For years, I've battled my kids' predilection to put ketchup on all comestibles. I've read Mrs. Pig's Bulk Buy to the little savages any number of times. To this day I refuse to help them put ketchup on their hotdogs, as I have no wish to aid and abet a culinary crime. And I blame my husband for not nipping this ketchup thing in the bud. If it were up to me, their virgin mouths would never have tasted anything but mustard on their frankfurters.
Anyway, dinner yesterday - baked beans, cauliflower, and salad. No meat, since I'm raising a bunch of Catholics who must be penitent on Fridays in Lent. This restriction makes them more whiny than remorseful, however, as they are used to having hotdogs with their baked beans. Susie, trying to make the best of a bad situation, asked for ketchup for her cauliflower. And, in a moment of weakness, I gave it to her.
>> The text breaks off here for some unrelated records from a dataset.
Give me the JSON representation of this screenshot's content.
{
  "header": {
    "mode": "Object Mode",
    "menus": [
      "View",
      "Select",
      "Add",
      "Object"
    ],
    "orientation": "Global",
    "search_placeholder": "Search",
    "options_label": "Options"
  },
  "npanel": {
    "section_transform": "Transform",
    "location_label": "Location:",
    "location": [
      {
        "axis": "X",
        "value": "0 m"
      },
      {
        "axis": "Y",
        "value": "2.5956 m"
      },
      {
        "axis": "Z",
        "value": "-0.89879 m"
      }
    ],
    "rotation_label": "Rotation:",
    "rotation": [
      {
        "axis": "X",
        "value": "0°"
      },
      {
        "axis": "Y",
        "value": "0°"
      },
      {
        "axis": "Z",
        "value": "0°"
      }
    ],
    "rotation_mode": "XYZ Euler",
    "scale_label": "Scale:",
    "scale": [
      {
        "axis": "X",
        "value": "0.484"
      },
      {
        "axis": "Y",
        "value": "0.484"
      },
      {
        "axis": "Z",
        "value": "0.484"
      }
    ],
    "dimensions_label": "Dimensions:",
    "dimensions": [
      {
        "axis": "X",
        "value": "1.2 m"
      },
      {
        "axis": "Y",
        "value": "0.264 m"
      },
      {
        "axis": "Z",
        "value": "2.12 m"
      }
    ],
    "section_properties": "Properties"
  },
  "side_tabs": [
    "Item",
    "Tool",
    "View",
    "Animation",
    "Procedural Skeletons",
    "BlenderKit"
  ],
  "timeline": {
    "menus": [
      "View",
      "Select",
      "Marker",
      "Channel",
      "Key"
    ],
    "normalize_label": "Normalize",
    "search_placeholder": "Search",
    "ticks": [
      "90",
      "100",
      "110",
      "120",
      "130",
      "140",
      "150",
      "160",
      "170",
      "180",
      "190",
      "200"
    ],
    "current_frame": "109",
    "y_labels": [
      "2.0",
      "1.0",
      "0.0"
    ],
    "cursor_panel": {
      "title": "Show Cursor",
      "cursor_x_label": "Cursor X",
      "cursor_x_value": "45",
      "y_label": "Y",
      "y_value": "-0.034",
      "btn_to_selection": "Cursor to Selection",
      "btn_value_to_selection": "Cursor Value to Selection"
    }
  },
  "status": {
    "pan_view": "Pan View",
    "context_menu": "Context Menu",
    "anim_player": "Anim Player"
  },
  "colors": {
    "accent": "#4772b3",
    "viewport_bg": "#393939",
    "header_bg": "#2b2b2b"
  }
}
You know what? She ate that cauliflower. She said it was, and I quote, "Yum." So, cauliflower and ketchup - go ahead and try it. It's the cuisine du jour. Yum.
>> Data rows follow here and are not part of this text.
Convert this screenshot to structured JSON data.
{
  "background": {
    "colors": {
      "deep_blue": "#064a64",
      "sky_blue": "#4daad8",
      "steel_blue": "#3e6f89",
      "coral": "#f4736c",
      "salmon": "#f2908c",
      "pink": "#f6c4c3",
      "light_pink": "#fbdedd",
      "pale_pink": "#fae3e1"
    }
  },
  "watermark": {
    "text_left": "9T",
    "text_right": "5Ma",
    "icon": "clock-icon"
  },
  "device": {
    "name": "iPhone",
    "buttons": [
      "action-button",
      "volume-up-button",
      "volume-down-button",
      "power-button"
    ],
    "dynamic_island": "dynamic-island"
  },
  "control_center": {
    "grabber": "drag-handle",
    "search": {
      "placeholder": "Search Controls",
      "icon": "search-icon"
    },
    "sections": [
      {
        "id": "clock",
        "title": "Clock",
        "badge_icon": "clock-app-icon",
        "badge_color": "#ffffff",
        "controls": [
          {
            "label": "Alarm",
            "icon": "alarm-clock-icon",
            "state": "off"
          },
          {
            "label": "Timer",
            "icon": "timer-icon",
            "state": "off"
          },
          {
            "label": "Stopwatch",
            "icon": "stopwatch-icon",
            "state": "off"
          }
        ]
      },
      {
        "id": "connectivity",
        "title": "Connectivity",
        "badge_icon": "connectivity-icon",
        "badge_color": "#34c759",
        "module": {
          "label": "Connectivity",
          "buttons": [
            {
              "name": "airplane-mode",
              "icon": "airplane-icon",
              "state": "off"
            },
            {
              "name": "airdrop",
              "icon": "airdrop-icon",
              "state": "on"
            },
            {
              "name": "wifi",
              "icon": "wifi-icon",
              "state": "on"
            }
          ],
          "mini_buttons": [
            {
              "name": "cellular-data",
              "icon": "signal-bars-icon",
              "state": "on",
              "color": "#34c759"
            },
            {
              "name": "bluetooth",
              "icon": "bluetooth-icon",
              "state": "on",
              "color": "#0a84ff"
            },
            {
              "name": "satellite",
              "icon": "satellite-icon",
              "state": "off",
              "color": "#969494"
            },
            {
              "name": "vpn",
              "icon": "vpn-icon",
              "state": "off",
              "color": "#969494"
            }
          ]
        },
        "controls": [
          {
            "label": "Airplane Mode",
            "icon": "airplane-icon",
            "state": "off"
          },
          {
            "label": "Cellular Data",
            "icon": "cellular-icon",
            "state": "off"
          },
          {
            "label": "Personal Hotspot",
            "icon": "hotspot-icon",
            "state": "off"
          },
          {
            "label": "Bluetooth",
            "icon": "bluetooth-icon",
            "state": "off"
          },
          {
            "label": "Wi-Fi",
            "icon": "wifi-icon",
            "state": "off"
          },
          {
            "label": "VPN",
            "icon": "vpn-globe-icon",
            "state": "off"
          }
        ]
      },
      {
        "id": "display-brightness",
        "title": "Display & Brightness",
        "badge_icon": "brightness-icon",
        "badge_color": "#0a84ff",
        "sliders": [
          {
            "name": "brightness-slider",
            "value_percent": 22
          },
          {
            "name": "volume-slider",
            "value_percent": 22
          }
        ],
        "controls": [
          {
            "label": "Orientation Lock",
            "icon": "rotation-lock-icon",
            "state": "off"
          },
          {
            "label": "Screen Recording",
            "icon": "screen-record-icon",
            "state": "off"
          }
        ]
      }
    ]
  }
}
I slept on the couch last night. There is only so much snoring one woman can take. I can sleep with regular, rhythmic snoring. It's listening to the "Snore....hold your breath for 15 seconds....loud SNORT....hold your breath...." routine that destroys sleep for me. Call me fussy, but when the person in the bed next to me isn't breathing? I don't find that restful.
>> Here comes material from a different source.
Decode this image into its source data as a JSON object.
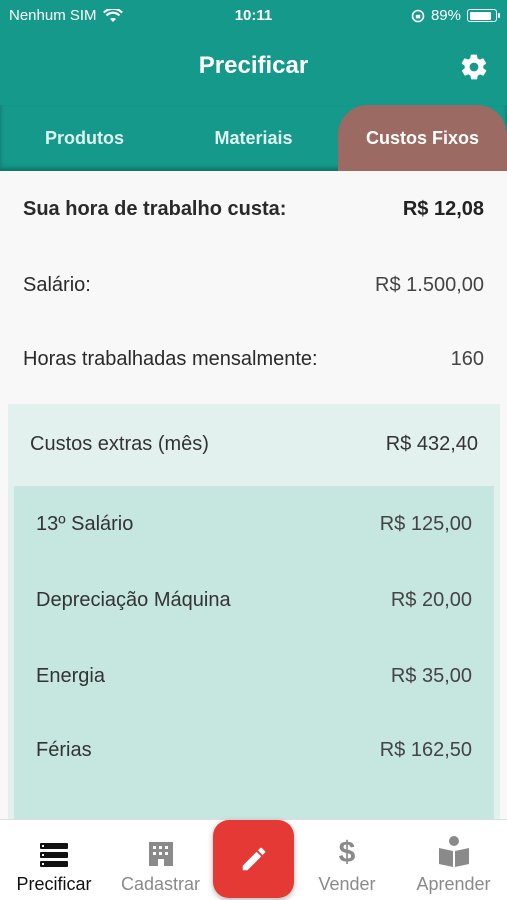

It's Saturday, the day we either run around and get a lot of stuff done or else do something fun with the kids. And guess what? We're doing neither. Larry's sick, I've got some lousy head cold that is giving me a bad attitude, and it is pouring rain (cold rain) outside. Luckily, the teens are out of the house all day working a fundraiser (in the rain) for workcamp. I hate having them around on a bad day, because they make me feel worse.
Of course, having the little kids going stir-crazy in the house is no picnic, either. I just bribed them - if they would please leave me alone for 20 minutes, I would play UNO with them. Now they are all sitting at the dining room table (i.e., within earshot) bickering over how to deal out the cards. Good Lord, just kill me now.
I have to pull myself together. I was reminded last night that I am supposed to talk about homeschooling math materials at the curricula meeting today. I don't know what was going through my head when I promised to do that. Maybe I thought the weather would be springlike and none of us would be sick and that I would actually be able to find my math curricula materials in time. Wrong, wrong, and wrong. So I'm showing up with a headache and doped up on Sudafed and Tylenol, with nothing but my son's 6th-grade math workbook in my hands.
Hey, these new homeschooling moms need a dose of reality anyway. Let them see what being home with the kids every day can do to a person. That way they can go into this homeschooling thing with their eyes wide open. With terror. It gets their adrenaline pumping.